Canard plongeur de taille moyenne, on peut l’observer à la belle saison sur les lacs et les mares des toundras islandaises où elle se reproduit. Le reste de l’année, elle quitte l’intérieur des terres pour migrer des eaux peu profondes de la mer Baltique aux côtes nord-africaines. Grégaire, on peut alors l’observer à quelques centaines de mètres du rivage, pêcher de concert mollusques et crustacés avec ses congénères.
Avec son plumage uniformément noir à l’exception d’un peu de jaune sur le bec, le mâle porte bien son nom et ne peut être confondu, du moins de près. De loin, on notera la queue plutôt longue et pointue qu’il dresse souvent au repos ainsi que le bec court arborant toujours un tubercule basal caractéristique. La femelle en revanche ne possède pas ce tubercule et présente un plumage beaucoup plus terne, tirant sur le brun sale.

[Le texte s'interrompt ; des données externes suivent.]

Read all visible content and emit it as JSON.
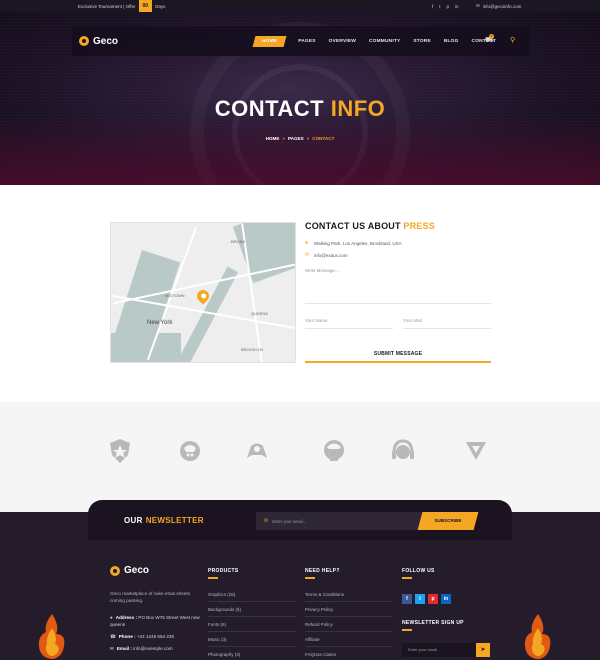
{
  "topbar": {
    "promo_text": "Exclusive Tournament | Offer",
    "days_value": "00",
    "days_label": "Days",
    "social_icons": [
      "facebook-icon",
      "twitter-icon",
      "pinterest-icon",
      "linkedin-icon"
    ],
    "email": "info@gecoinfo.com"
  },
  "nav": {
    "brand": "Geco",
    "items": [
      {
        "label": "HOME",
        "active": true
      },
      {
        "label": "PAGES",
        "active": false
      },
      {
        "label": "OVERVIEW",
        "active": false
      },
      {
        "label": "COMMUNITY",
        "active": false
      },
      {
        "label": "STORE",
        "active": false
      },
      {
        "label": "BLOG",
        "active": false
      },
      {
        "label": "CONTACT",
        "active": false
      }
    ],
    "cart_count": "0"
  },
  "hero": {
    "title_main": "CONTACT",
    "title_accent": "INFO",
    "breadcrumb": [
      "HOME",
      "PAGES",
      "CONTACT"
    ]
  },
  "map": {
    "city_label": "New York",
    "area_labels": [
      "MIDTOWN",
      "QUEENS",
      "BROOKLYN",
      "BRONX"
    ]
  },
  "contact": {
    "title_main": "CONTACT US ABOUT",
    "title_accent": "PRESS",
    "address": "Walking Park, Los Angeles, Brockland, USA",
    "email": "info@exaux.com",
    "message_placeholder": "Write Message...",
    "name_placeholder": "Your Name",
    "mail_placeholder": "Your Mail",
    "submit_label": "SUBMIT MESSAGE"
  },
  "newsletter": {
    "title_main": "OUR",
    "title_accent": "NEWSLETTER",
    "input_placeholder": "Enter your email...",
    "button_label": "SUBSCRIBE"
  },
  "footer": {
    "brand": "Geco",
    "about": "Geco marketplace of raise etras sheets coming passing.",
    "address_label": "Address :",
    "address_value": "PO Box W75 Street West new queens",
    "phone_label": "Phone :",
    "phone_value": "+24 1245 654 235",
    "email_label": "Email :",
    "email_value": "info@exemple.com",
    "products_title": "PRODUCTS",
    "products": [
      "Graphics (26)",
      "Backgrounds (5)",
      "Fonts (6)",
      "Music (3)",
      "Photography (3)"
    ],
    "help_title": "NEED HELP?",
    "help_links": [
      "Terms & Conditions",
      "Privacy Policy",
      "Refund Policy",
      "Affiliate",
      "FAQUse Cases"
    ],
    "follow_title": "FOLLOW US",
    "follow_icons": [
      {
        "icon": "facebook-icon",
        "glyph": "f",
        "color": "#3b5998"
      },
      {
        "icon": "twitter-icon",
        "glyph": "t",
        "color": "#1da1f2"
      },
      {
        "icon": "pinterest-icon",
        "glyph": "p",
        "color": "#e02a36"
      },
      {
        "icon": "linkedin-icon",
        "glyph": "in",
        "color": "#0a66c2"
      }
    ],
    "signup_title": "NEWSLETTER SIGN UP",
    "signup_placeholder": "Enter your email"
  },
  "colors": {
    "accent": "#f5a623",
    "dark": "#1b1722",
    "footer_bg": "#241c2b"
  }
}
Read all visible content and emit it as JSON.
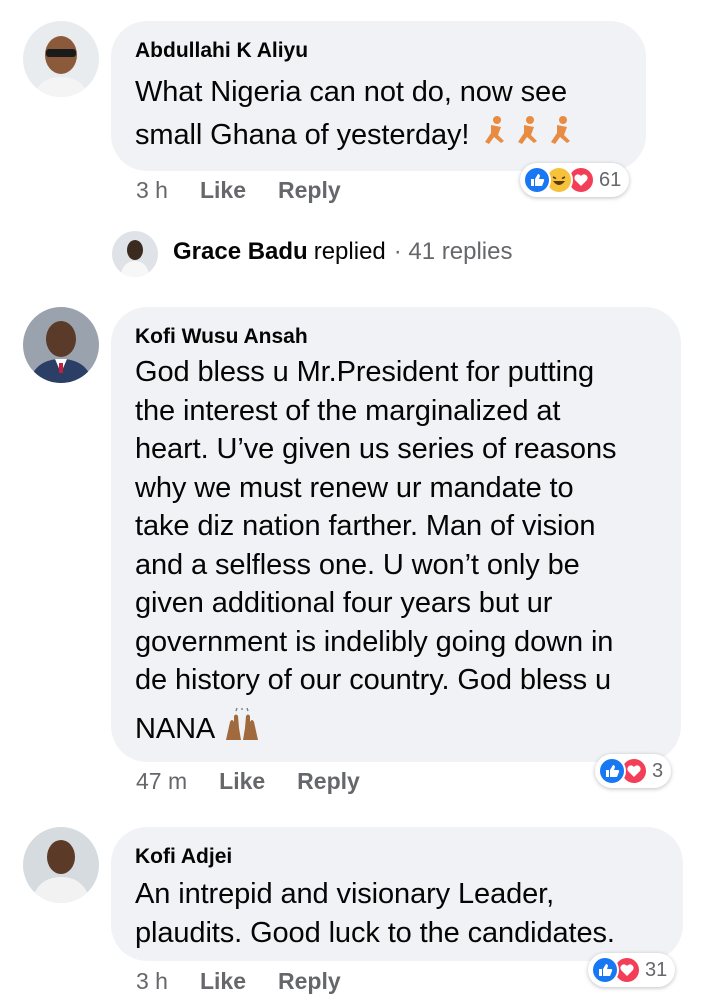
{
  "comments": [
    {
      "author": "Abdullahi K Aliyu",
      "lines": [
        "What Nigeria can not do, now see",
        "small Ghana of yesterday!"
      ],
      "time": "3 h",
      "like_label": "Like",
      "reply_label": "Reply",
      "reaction_count": "61",
      "reactions": [
        "like-icon",
        "haha-icon",
        "love-icon"
      ],
      "emoji": "running-person-emoji ×3"
    },
    {
      "author": "Kofi Wusu Ansah",
      "lines": [
        "God bless u Mr.President for putting",
        "the interest of the marginalized at",
        "heart. U’ve given us series of reasons",
        "why we must renew ur mandate to",
        "take diz nation farther. Man of vision",
        "and a selfless one. U won’t only be",
        "given additional four years but ur",
        "government is indelibly going down in",
        "de history of our country. God bless u",
        "NANA"
      ],
      "time": "47 m",
      "like_label": "Like",
      "reply_label": "Reply",
      "reaction_count": "3",
      "reactions": [
        "like-icon",
        "love-icon"
      ],
      "emoji": "raised-hands-emoji"
    },
    {
      "author": "Kofi Adjei",
      "lines": [
        "An intrepid and visionary Leader,",
        "plaudits. Good luck to the candidates."
      ],
      "time": "3 h",
      "like_label": "Like",
      "reply_label": "Reply",
      "reaction_count": "31",
      "reactions": [
        "like-icon",
        "love-icon"
      ]
    }
  ],
  "reply_thread": {
    "name": "Grace Badu",
    "text": "replied",
    "count": "· 41 replies"
  }
}
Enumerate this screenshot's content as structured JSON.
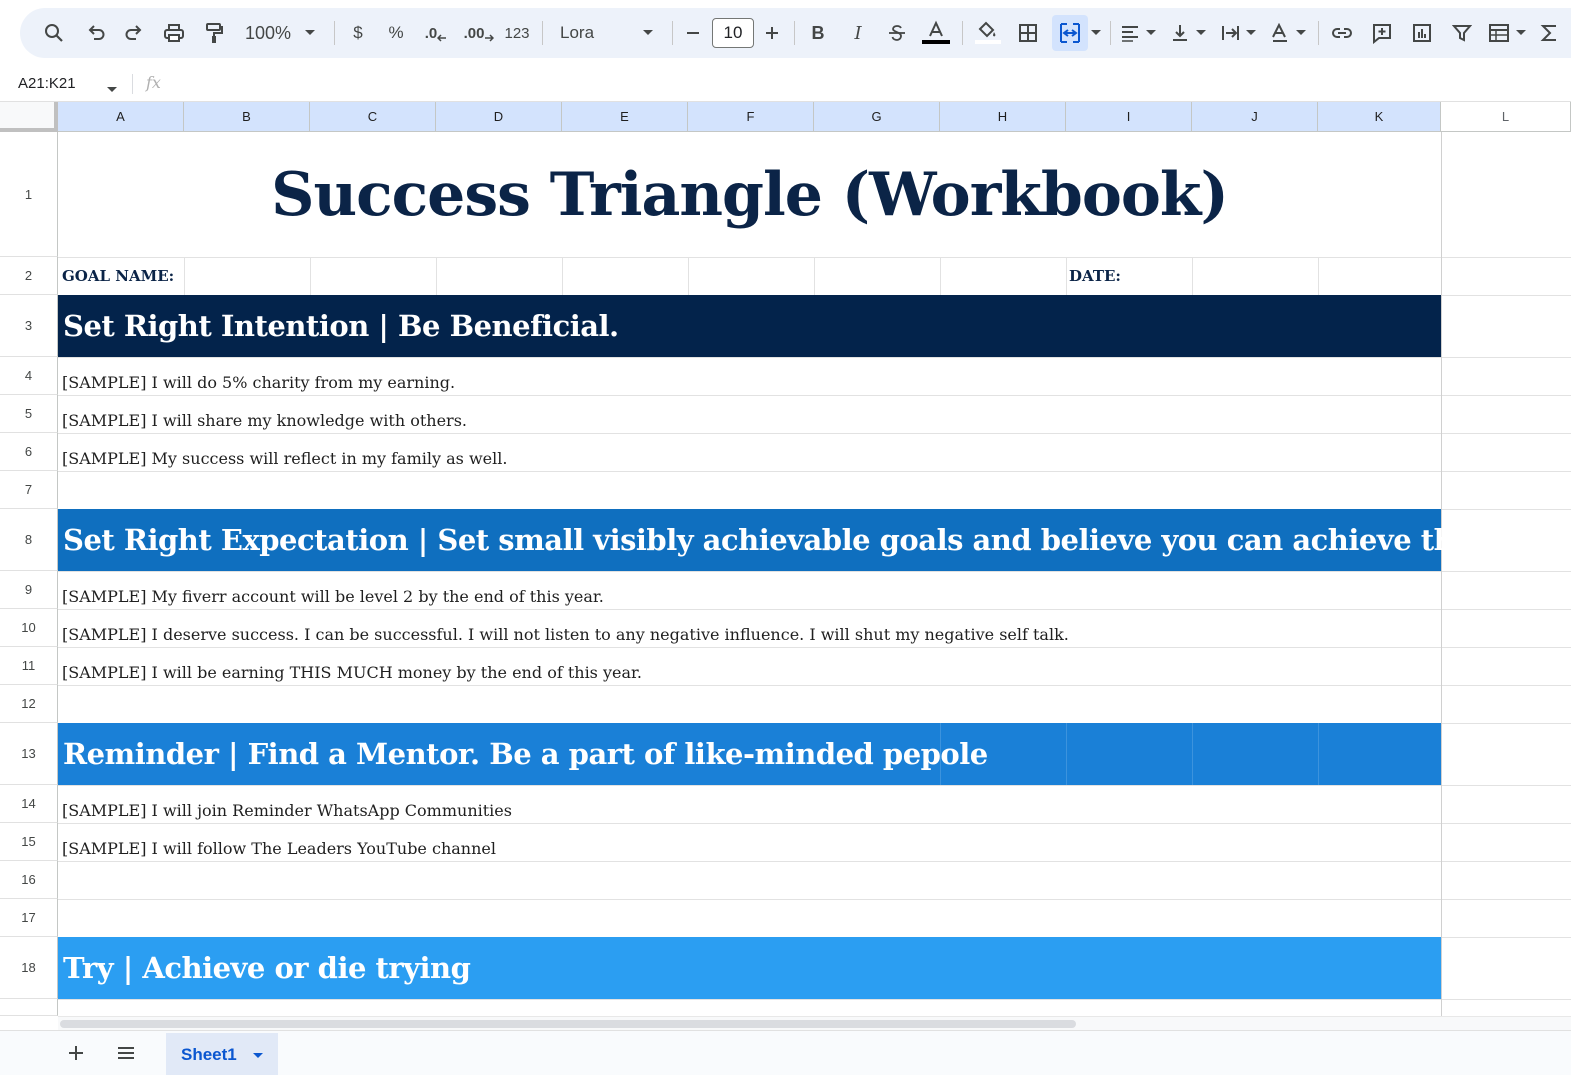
{
  "toolbar": {
    "zoom": "100%",
    "currency_symbol": "$",
    "percent_symbol": "%",
    "decrease_decimal": ".0",
    "increase_decimal": ".00",
    "more_formats": "123",
    "font_name": "Lora",
    "font_size": "10",
    "bold": "B",
    "italic": "I"
  },
  "formula_bar": {
    "name_box": "A21:K21",
    "fx_label": "fx",
    "value": ""
  },
  "columns": [
    "A",
    "B",
    "C",
    "D",
    "E",
    "F",
    "G",
    "H",
    "I",
    "J",
    "K",
    "L"
  ],
  "rows": [
    "1",
    "2",
    "3",
    "4",
    "5",
    "6",
    "7",
    "8",
    "9",
    "10",
    "11",
    "12",
    "13",
    "14",
    "15",
    "16",
    "17",
    "18"
  ],
  "sheet": {
    "title": "Success Triangle (Workbook)",
    "goal_label": "GOAL NAME:",
    "date_label": "DATE:",
    "sections": [
      {
        "heading": "Set Right Intention | Be Beneficial.",
        "items": [
          "[SAMPLE] I will do 5% charity from my earning.",
          "[SAMPLE] I will share my knowledge with others.",
          "[SAMPLE] My success will reflect in my family as well."
        ]
      },
      {
        "heading": "Set Right Expectation | Set small visibly achievable goals and believe you can achieve them.",
        "items": [
          "[SAMPLE] My fiverr account will be level 2 by the end of this year.",
          "[SAMPLE] I deserve success. I can be successful. I will not listen to any negative influence. I will shut my negative self talk.",
          "[SAMPLE] I will be earning THIS MUCH money by the end of this year."
        ]
      },
      {
        "heading": "Reminder | Find a Mentor. Be a part of like-minded pepole",
        "items": [
          "[SAMPLE] I will join Reminder WhatsApp Communities",
          "[SAMPLE] I will follow The Leaders YouTube channel"
        ]
      },
      {
        "heading": "Try | Achieve or die trying",
        "items": []
      }
    ]
  },
  "tabs": {
    "active_sheet": "Sheet1"
  },
  "colors": {
    "title": "#0b2447",
    "band_1": "#03234b",
    "band_2": "#0f6fbf",
    "band_3": "#1a80d7",
    "band_4": "#2b9ef2",
    "selection": "#d3e3fd"
  }
}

Sa tête contrastée avec ses joues claires et sa calotte brun foncé rend cependant aisée son identification.

La belle saison venue, mâles et femelles s’éparpillent par couple et migrent isolément vers les sites de reproduction. Le nid, creusé à même le sol et recouvert de brindilles, duvet, mousse ou lichen, est camouflé dans la végétation. La femelle y déposera 6 à 8 œufs qu’elle incubera seule pendant un mois environ. Les poussins sont nidifuges et gagneront, au bout de quelques heures seulement, le plan d’eau tout proche pour se nourrir seuls ! Au bout d’un mois et demi passés sur l’eau, ils seront en mesure de voler et entameront alors avec leur mère leur première migration.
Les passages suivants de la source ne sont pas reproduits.